This article was a big surprise to me. The gist is that using the executive function of your brain (switching from deliberation to implementation - making and acting on decisions) has a strong negative impact on all sorts of mental activities.
For example, deciding whether to have cake or cornflakes for breakfast could be enough to make you perform poorly at an interview later on.
A further implication of this (to me) is that people who coast through much of the day like zombies (especially in the morning), not making many decisions, are much better able to perform when they need to, because they haven't depleted those resources yet.
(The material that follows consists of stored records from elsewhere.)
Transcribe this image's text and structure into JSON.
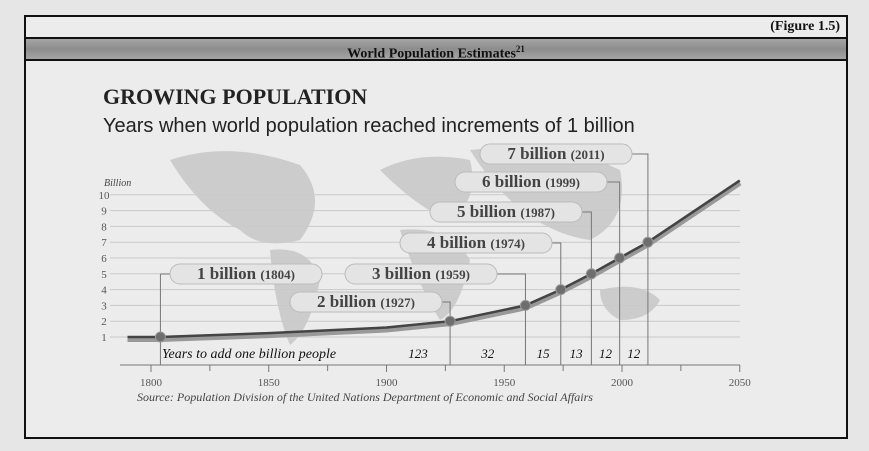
{
  "figure_label": "(Figure 1.5)",
  "header": {
    "title": "World Population Estimates",
    "footnote": "21"
  },
  "chart_data": {
    "type": "line",
    "title": "GROWING POPULATION",
    "subtitle": "Years when world population reached increments of 1 billion",
    "ylabel": "Billion",
    "xlim": [
      1790,
      2050
    ],
    "ylim": [
      0,
      10
    ],
    "grid": true,
    "x_ticks": [
      1800,
      1850,
      1900,
      1950,
      2000,
      2050
    ],
    "y_ticks": [
      1,
      2,
      3,
      4,
      5,
      6,
      7,
      8,
      9,
      10
    ],
    "curve": [
      [
        1790,
        1
      ],
      [
        1804,
        1
      ],
      [
        1850,
        1.25
      ],
      [
        1900,
        1.6
      ],
      [
        1927,
        2
      ],
      [
        1959,
        3
      ],
      [
        1974,
        4
      ],
      [
        1987,
        5
      ],
      [
        1999,
        6
      ],
      [
        2011,
        7
      ],
      [
        2030,
        8.9
      ],
      [
        2050,
        10.9
      ]
    ],
    "milestones": [
      {
        "billion": 1,
        "year": 1804,
        "label": "1 billion",
        "year_label": "(1804)"
      },
      {
        "billion": 2,
        "year": 1927,
        "label": "2 billion",
        "year_label": "(1927)"
      },
      {
        "billion": 3,
        "year": 1959,
        "label": "3 billion",
        "year_label": "(1959)"
      },
      {
        "billion": 4,
        "year": 1974,
        "label": "4 billion",
        "year_label": "(1974)"
      },
      {
        "billion": 5,
        "year": 1987,
        "label": "5 billion",
        "year_label": "(1987)"
      },
      {
        "billion": 6,
        "year": 1999,
        "label": "6 billion",
        "year_label": "(1999)"
      },
      {
        "billion": 7,
        "year": 2011,
        "label": "7 billion",
        "year_label": "(2011)"
      }
    ],
    "years_to_add_label": "Years to add one billion people",
    "years_to_add": [
      "123",
      "32",
      "15",
      "13",
      "12",
      "12"
    ],
    "source": "Source: Population Division of the United Nations Department of Economic and Social Affairs",
    "colors": {
      "line": "#444444",
      "dot": "#6e6e6e",
      "map": "#c4c4c4"
    }
  }
}
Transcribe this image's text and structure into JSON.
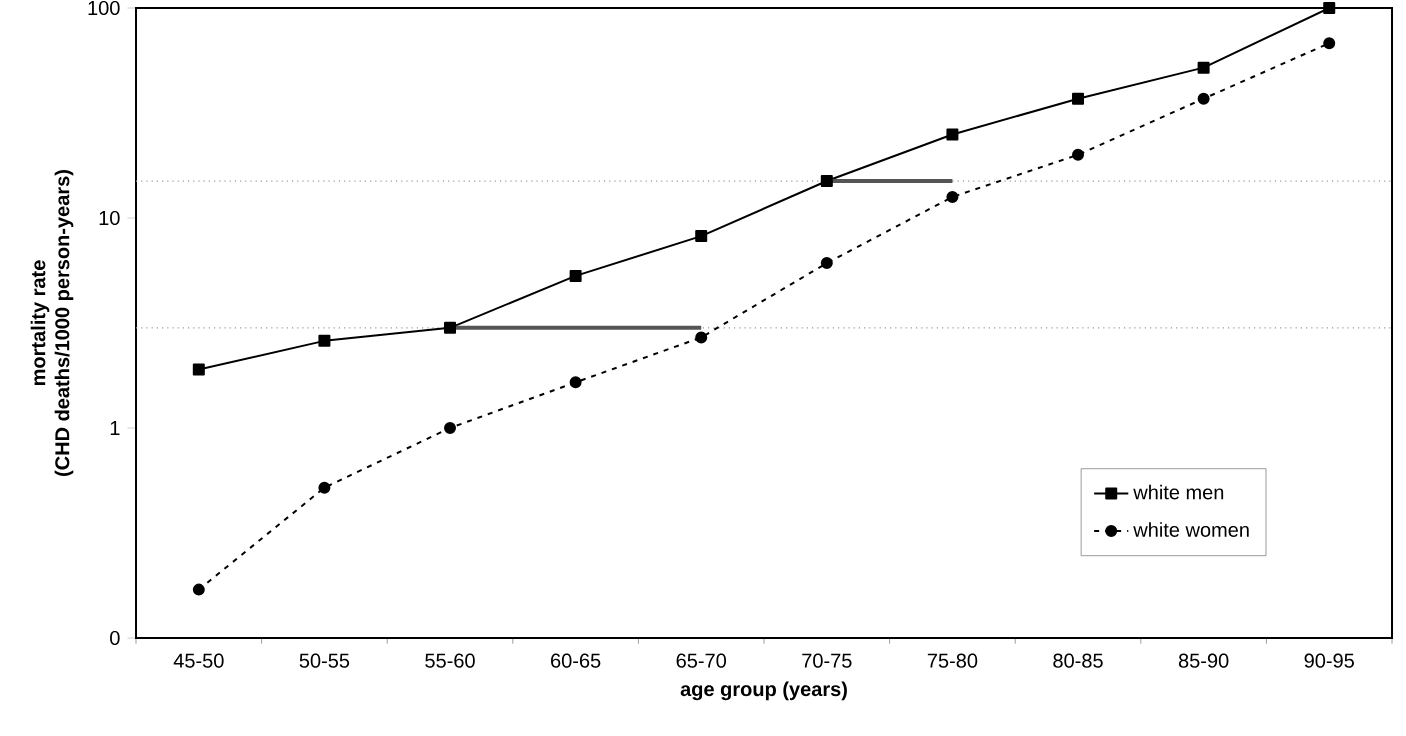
{
  "chart_data": {
    "type": "line",
    "xlabel": "age group (years)",
    "ylabel": "mortality rate\n(CHD deaths/1000 person-years)",
    "categories": [
      "45-50",
      "50-55",
      "55-60",
      "60-65",
      "65-70",
      "70-75",
      "75-80",
      "80-85",
      "85-90",
      "90-95"
    ],
    "log": "y",
    "ylim": [
      0.1,
      100
    ],
    "yticks": [
      {
        "value": 0.1,
        "label": "0"
      },
      1,
      10,
      100
    ],
    "series": [
      {
        "name": "white men",
        "color": "#000000",
        "marker": "square",
        "line_style": "solid",
        "values": [
          1.9,
          2.6,
          3.0,
          5.3,
          8.2,
          15,
          25,
          37,
          52,
          100
        ]
      },
      {
        "name": "white women",
        "color": "#000000",
        "marker": "circle",
        "line_style": "dashed",
        "values": [
          0.17,
          0.52,
          1.0,
          1.65,
          2.7,
          6.1,
          12.6,
          20,
          37,
          68
        ]
      },
      {
        "color": "#555555",
        "marker": "none",
        "line_style": "solid",
        "values": [
          null,
          null,
          3.0,
          3.0,
          3.0,
          null,
          null,
          null,
          null,
          null
        ]
      },
      {
        "color": "#555555",
        "marker": "none",
        "line_style": "solid",
        "values": [
          null,
          null,
          null,
          null,
          null,
          15,
          15,
          null,
          null,
          null
        ]
      }
    ],
    "ref_lines": [
      {
        "axis": "y",
        "value": 3.0,
        "color": "#999999",
        "line_style": "dotted"
      },
      {
        "axis": "y",
        "value": 15,
        "color": "#999999",
        "line_style": "dotted"
      }
    ],
    "legend": "bottom right",
    "grid": false
  }
}
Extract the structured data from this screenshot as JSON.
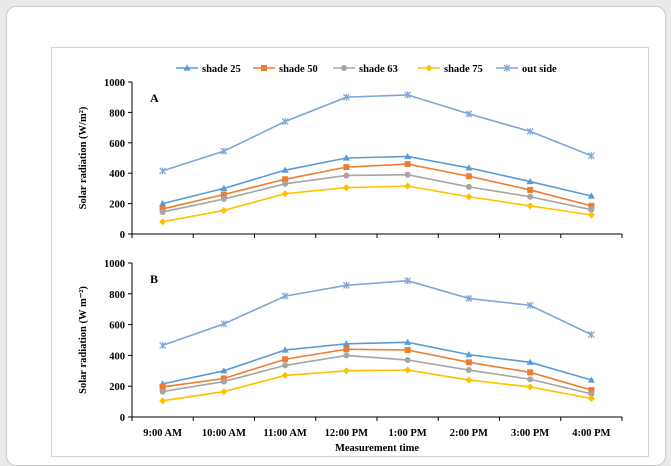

The moral of the story: if you want to improve your overall mental performance, get into the habit of saying "who gives a shit?" about irrelevant decisions like where to put the furniture or whether the curtains need to be washed again this week. Don't deliberate over mundane issues. Don't waste your energy. Just pick the first reasonable option. I'd like to know if strategies like this can minimise this effect, or if we really have to go around like cattle - I know I do, most of the time... Is that what girlfriends are for? To decide where the couch and TV should be and what washing powder to use, so that I can reserve my brain power selfishly for 'clever' use later (which rarely happens)? Seems a little unfair, really...
I have more questions. How do we recover from the effects? How long does it take? Can we speed it up? What about meditation, or induced alpha/theta/delta brainwaves (i.e. by listening to binaural beats, say)? Why does it happen?
Enough rambling (I guess...), I'm off to dodge some decisions! Probably.